Vancouver has a great gay community, and I bet if you have th guts to blow a total stranger, you have the guts to strike up a conversation with a new potential friend.
 
giving a blowjob's making sexual contact, you can still catch something from a dick, what you get and chances of getting it may vary, but it's still risky.
 
^ Ryan welcome, and yes, you're right. Be safe!!

You're addicted to the thrill, but you need something more stable. Try asking one of these guys if they're interested in becoming sex buddies, for raw physical sex without emotion. When you've figured yourself out, then maybe you can find real love.
 
Sorry, but oral sex is still sex that's why it's called...oral sex.

Either way, when you suppress your sexuality, it's likely to come out in less healthy and less emotionally fulfilling ways like looking for anonymous sex in cruising parks. The fact of the matter is that in this day and age in a city like Vancouver, BC it's not necessary to resort to such outlets for sex. Moreover, in such situations you are at risk for being arrested and being charged with a crime--definitely not a good thing.

I know a guy who was seriously addicted to anonymous for many years while staying in the closet. There was a cycle of sex followed by guilt, self-loathing, being 'normal' again and then back to the park/toilet/etc. for more sex. A few years ago he came out and began to turn his life around because the whole anonymous sex addiction thing ultimately made him unhappy.
 
not to de-rail but...
ty for the welcome Star, I should prolly make my way to the Freshmen Orientation to make a proper howdy.
 
Stay safe. Do not forget that.

Stop worrying too much about it. You obviously enjoy it, otherwise you would not be doing it over and over again.

Consider the legal ramifications of you actions. You want to have fun alright. Make sure this does not end in a serious trouble.

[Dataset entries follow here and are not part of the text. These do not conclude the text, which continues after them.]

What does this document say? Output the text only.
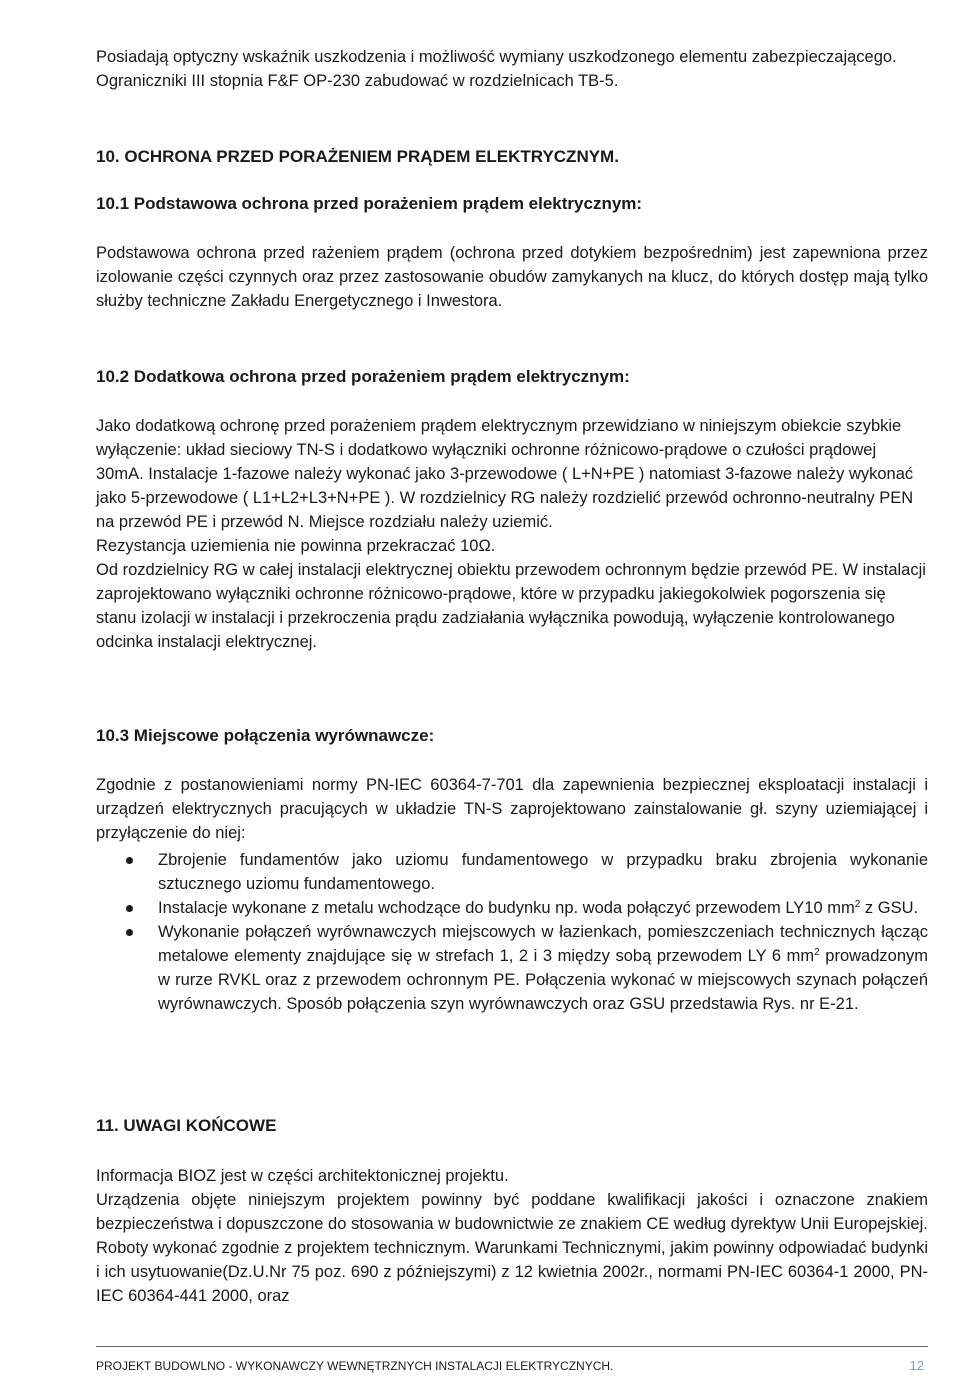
Posiadają optyczny wskaźnik uszkodzenia i możliwość wymiany uszkodzonego elementu zabezpieczającego.

Ograniczniki III stopnia F&F OP-230 zabudować w rozdzielnicach TB-5.

10. OCHRONA PRZED PORAŻENIEM PRĄDEM ELEKTRYCZNYM.
10.1 Podstawowa ochrona przed porażeniem prądem elektrycznym:

Podstawowa ochrona przed rażeniem prądem (ochrona przed dotykiem bezpośrednim) jest zapewniona przez izolowanie części czynnych oraz przez zastosowanie obudów zamykanych na klucz, do których dostęp mają tylko służby techniczne Zakładu Energetycznego i Inwestora.

10.2 Dodatkowa ochrona przed porażeniem prądem elektrycznym:

Jako dodatkową ochronę przed porażeniem prądem elektrycznym przewidziano w niniejszym obiekcie szybkie wyłączenie: układ sieciowy TN-S i dodatkowo wyłączniki ochronne różnicowo-prądowe o czułości prądowej 30mA. Instalacje 1-fazowe należy wykonać jako 3-przewodowe ( L+N+PE ) natomiast 3-fazowe należy wykonać jako 5-przewodowe ( L1+L2+L3+N+PE ). W rozdzielnicy RG należy rozdzielić przewód ochronno-neutralny PEN na przewód PE i przewód N. Miejsce rozdziału należy uziemić.

Rezystancja uziemienia nie powinna przekraczać 10Ω.

Od rozdzielnicy RG w całej instalacji elektrycznej obiektu przewodem ochronnym będzie przewód PE. W instalacji zaprojektowano wyłączniki ochronne różnicowo-prądowe, które w przypadku jakiegokolwiek pogorszenia się stanu izolacji w instalacji i przekroczenia prądu zadziałania wyłącznika powodują, wyłączenie kontrolowanego odcinka instalacji elektrycznej.

10.3 Miejscowe połączenia wyrównawcze:

Zgodnie z postanowieniami normy PN-IEC 60364-7-701 dla zapewnienia bezpiecznej eksploatacji instalacji i urządzeń elektrycznych pracujących w układzie TN-S zaprojektowano zainstalowanie gł. szyny uziemiającej i przyłączenie do niej:

Zbrojenie fundamentów jako uziomu fundamentowego w przypadku braku zbrojenia wykonanie sztucznego uziomu fundamentowego.
Instalacje wykonane z metalu wchodzące do budynku np. woda połączyć przewodem LY10 $mm^2$ z GSU.
Wykonanie połączeń wyrównawczych miejscowych w łazienkach, pomieszczeniach technicznych łącząc metalowe elementy znajdujące się w strefach 1, 2 i 3 między sobą przewodem LY 6 $mm^2$ prowadzonym w rurze RVKL oraz z przewodem ochronnym PE. Połączenia wykonać w miejscowych szynach połączeń wyrównawczych. Sposób połączenia szyn wyrównawczych oraz GSU przedstawia Rys. nr E-21.
11. UWAGI KOŃCOWE

Informacja BIOZ jest w części architektonicznej projektu.

Urządzenia objęte niniejszym projektem powinny być poddane kwalifikacji jakości i oznaczone znakiem bezpieczeństwa i dopuszczone do stosowania w budownictwie ze znakiem CE według dyrektyw Unii Europejskiej.

Roboty wykonać zgodnie z projektem technicznym. Warunkami Technicznymi, jakim powinny odpowiadać budynki i ich usytuowanie(Dz.U.Nr 75 poz. 690 z późniejszymi) z 12 kwietnia 2002r., normami PN-IEC 60364-1 2000, PN-IEC 60364-441 2000, oraz

PROJEKT BUDOWLNO - WYKONAWCZY WEWNĘTRZNYCH INSTALACJI ELEKTRYCZNYCH.	12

Your actions clearly show that you are into men. For all the practical purposes, you are as gay as we get to be.

Do you have to live a gay lifestyle, wave the flag, hang out in bars, have a m2m LTR or whatever? Do you have to come out to some or to everybody?

All of that is only up to you and only for you to decide about. You know thyself and you know your situation, you are in charge and any you must make your own decisions.

SC
 
When I get home from the park I change back into my 'normal' self and can't imagine doing anything so public.
People don't "change back"... you're you, twenty-four/seven. Retreating to a false persona is a comforting little lie that we tell ourselves when we do something that doesn't fit into the conformist life-pattern we've invested so much time and effort into; but it's the behavior that shows us our true selves, not the lies we tell ourselves to maintain our facades.

"I can't believe I did that last night!"

"What's not to believe? Belief is for when you don't know something for sure; but you know what you did! You were there!"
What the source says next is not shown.